If you thought the new-look Age of Empires meant Microsoft was moving on from PC hardware junkies and into the casual space, think again: Microsoft Game Studios GM Dave Luehmann has confirmed to VG247 that the company is working on at least one game that will “encourage that type of behaviour.”
Asked if Microsoft still planned to cater for those that spend large sums of money to upgrade PC rigs for games, Luehmann confirmed the company is staying with the core.
“There are other products, and I can think of one in particular, that will really encourage that type of behaviour,” he said, speaking in Germany earlier this month.
The exec said that Microsoft’s future PC core offering will be part of a whole range of games designed to ensure the entire spectrum of PC gamers is catered for.

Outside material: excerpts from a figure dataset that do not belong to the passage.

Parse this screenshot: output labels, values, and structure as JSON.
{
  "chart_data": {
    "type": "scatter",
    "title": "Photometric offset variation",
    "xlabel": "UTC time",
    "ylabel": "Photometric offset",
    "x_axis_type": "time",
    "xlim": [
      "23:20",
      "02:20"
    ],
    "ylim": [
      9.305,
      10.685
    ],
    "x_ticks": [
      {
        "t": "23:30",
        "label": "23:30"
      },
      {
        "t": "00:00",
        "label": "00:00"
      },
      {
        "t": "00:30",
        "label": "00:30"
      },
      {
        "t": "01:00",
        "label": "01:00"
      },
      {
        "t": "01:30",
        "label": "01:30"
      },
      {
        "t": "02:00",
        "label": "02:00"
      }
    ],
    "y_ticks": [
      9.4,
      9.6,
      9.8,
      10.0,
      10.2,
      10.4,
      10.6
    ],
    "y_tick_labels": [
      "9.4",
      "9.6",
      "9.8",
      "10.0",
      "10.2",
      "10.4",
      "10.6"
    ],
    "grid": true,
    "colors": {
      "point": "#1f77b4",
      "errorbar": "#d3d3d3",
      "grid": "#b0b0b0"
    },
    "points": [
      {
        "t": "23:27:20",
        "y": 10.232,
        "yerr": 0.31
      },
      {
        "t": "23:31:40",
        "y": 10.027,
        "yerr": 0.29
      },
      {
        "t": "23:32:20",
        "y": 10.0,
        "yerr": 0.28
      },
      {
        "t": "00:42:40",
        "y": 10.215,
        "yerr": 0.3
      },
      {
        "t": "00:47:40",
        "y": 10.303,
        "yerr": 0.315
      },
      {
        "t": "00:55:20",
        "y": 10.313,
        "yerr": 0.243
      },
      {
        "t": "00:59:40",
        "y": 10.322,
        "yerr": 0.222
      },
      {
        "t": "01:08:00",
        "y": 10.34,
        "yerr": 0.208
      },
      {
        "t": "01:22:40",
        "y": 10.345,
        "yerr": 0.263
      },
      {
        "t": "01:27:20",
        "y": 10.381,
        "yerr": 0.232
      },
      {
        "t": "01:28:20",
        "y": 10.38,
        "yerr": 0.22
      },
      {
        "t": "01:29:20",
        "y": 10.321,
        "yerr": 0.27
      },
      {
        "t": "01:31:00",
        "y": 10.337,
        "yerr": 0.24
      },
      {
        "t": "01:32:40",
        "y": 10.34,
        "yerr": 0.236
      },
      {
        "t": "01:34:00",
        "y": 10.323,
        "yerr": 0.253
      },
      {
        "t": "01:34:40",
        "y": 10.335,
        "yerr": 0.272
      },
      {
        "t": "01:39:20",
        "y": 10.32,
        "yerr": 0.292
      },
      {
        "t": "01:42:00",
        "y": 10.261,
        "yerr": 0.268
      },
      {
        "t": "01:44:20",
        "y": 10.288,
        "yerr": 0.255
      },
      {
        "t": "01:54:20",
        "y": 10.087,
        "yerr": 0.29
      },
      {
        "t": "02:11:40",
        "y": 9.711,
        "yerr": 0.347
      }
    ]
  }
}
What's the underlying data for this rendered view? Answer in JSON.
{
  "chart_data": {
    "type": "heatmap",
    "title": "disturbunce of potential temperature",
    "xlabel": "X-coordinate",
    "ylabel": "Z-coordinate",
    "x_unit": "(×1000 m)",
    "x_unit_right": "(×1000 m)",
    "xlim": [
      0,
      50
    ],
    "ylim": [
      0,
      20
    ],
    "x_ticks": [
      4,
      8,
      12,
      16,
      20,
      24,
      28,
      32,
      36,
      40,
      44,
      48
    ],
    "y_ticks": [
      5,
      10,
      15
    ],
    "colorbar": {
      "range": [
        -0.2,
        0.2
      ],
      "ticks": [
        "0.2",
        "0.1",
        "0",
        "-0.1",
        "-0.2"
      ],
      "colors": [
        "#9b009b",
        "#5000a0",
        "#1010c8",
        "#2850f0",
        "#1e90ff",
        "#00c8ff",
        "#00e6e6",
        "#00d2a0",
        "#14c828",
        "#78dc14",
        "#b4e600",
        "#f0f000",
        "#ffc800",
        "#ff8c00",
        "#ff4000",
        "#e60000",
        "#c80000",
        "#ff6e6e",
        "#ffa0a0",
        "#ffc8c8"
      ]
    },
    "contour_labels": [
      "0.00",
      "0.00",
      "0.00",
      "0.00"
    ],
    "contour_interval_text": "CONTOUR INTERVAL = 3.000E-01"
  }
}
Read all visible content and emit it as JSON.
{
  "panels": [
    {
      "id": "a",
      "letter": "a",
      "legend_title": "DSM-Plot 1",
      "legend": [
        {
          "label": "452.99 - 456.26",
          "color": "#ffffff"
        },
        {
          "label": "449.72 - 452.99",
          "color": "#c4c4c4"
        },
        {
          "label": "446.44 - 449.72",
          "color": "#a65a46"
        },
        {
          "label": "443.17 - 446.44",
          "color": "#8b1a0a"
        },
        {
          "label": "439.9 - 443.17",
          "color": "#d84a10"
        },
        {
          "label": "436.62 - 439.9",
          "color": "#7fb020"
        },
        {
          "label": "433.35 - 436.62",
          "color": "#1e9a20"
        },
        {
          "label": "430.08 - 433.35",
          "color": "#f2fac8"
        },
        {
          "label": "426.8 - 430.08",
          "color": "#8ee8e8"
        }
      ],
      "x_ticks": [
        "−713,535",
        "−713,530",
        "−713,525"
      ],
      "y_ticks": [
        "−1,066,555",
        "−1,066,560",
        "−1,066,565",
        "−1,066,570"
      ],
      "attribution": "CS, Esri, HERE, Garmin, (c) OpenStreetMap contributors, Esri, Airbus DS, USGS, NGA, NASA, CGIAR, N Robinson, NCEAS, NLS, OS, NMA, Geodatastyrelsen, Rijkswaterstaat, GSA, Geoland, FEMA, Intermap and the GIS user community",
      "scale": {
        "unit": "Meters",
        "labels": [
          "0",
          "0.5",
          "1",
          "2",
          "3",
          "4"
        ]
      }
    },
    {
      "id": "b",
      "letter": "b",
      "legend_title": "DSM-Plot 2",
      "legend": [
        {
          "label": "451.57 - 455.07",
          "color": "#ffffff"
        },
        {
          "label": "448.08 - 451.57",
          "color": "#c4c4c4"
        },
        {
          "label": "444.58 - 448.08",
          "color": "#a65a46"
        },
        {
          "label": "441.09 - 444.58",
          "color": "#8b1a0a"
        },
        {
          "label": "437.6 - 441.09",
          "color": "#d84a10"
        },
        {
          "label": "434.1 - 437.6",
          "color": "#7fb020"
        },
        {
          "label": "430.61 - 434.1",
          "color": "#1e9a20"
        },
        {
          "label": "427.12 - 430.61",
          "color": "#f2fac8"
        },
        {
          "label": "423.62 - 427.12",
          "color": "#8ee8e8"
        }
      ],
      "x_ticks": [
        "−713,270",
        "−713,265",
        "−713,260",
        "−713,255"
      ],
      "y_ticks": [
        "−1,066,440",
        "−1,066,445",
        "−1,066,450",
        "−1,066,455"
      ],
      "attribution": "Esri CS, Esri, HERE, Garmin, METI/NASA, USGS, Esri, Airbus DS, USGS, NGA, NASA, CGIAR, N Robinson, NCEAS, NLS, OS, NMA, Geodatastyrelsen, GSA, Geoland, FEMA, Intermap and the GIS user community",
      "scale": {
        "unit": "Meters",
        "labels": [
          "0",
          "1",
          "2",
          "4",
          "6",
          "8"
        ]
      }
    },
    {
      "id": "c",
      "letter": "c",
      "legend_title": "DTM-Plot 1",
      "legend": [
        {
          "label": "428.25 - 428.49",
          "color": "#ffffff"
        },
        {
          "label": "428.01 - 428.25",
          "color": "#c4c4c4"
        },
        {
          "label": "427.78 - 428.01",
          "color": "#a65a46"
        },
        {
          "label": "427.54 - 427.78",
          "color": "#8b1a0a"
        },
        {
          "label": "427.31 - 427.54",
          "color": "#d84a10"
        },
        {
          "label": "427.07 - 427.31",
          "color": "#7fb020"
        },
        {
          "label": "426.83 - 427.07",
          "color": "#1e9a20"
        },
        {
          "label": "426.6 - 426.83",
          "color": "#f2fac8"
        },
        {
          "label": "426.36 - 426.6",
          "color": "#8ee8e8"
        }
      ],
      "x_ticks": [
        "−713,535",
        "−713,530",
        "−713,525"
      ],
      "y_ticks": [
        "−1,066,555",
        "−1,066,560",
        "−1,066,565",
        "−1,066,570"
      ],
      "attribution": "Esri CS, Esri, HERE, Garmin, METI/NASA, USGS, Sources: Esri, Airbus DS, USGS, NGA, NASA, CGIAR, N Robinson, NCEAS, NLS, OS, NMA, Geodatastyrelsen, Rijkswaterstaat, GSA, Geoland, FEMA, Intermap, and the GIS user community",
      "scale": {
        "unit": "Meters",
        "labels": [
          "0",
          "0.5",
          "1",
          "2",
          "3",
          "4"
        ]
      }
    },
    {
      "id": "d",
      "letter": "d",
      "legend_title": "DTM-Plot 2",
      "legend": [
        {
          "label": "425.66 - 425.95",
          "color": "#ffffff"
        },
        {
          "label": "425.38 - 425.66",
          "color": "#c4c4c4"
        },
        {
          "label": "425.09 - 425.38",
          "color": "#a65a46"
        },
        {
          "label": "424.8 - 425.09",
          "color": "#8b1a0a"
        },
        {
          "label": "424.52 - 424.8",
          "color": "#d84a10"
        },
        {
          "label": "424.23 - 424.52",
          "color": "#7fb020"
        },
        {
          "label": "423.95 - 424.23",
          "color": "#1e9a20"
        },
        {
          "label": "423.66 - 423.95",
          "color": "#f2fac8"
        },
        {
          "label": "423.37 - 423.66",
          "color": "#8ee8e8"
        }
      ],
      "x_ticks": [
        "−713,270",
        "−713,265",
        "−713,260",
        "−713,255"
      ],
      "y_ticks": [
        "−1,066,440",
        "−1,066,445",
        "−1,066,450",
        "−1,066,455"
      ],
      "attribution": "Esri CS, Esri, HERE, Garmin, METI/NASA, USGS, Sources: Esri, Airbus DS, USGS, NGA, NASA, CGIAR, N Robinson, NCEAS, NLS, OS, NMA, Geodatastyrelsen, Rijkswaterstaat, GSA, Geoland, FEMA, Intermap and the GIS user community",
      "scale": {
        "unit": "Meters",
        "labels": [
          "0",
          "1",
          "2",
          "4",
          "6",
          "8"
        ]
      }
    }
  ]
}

“I think you need to go where your audience is,” he said. “Think of it as a barrier to entry. So, there’s a cost barrier to entry, there’s a hardware requirement barrier to entry. Using web games as an example, think about that funnel, from very, very casual to core MMO players. How do you bring your customers into a funnel, into a relationship with a company and then give them lots of different product offerings?
“If they want to go deeper into that funnel, we’ve got a good option.”
“There’ll be more announcements”
Luehmann confirmed that Microsoft’s commitment to PC as a gaming platform is ongoing, following on from a set of gamescom announcements related to the firm’s PC games.
Microsoft announced Age of Empires Online and Microsoft Flight earlier this month. Fable III has also been confirmed for PC.
“There’ll be more announcements, there’ll be more products over the next 24 months, as there have been rolling up to now,” said the boss.
“We don’t have specific titles that we’re talking about, but there’s more in the development queue than you’ve seen.”
Microsoft may be working on at least one core title, but its thinking to PC gaming in general has changed significantly. Luehmann said that Age of Empires Online in particular – with its connected features, persistence and more casual aesthetic – signified a new approach.
“A $50 product, then two years later another $50 product and maybe an expansion? I think that needs to change,” he said.
“I think that’s a business that’s been successful, and it can still be successful – certainly retail’s still a very valid part of everything that we’re doing – but you can divide that up in a bunch of different ways. You can see micro-transaction games, you can see macro-transaction games: we’re going to experiment.
“We’re going to try to push that model forward and try new ideas, and I think that’s first-party’s job.”
He did say “core MMO players,” right?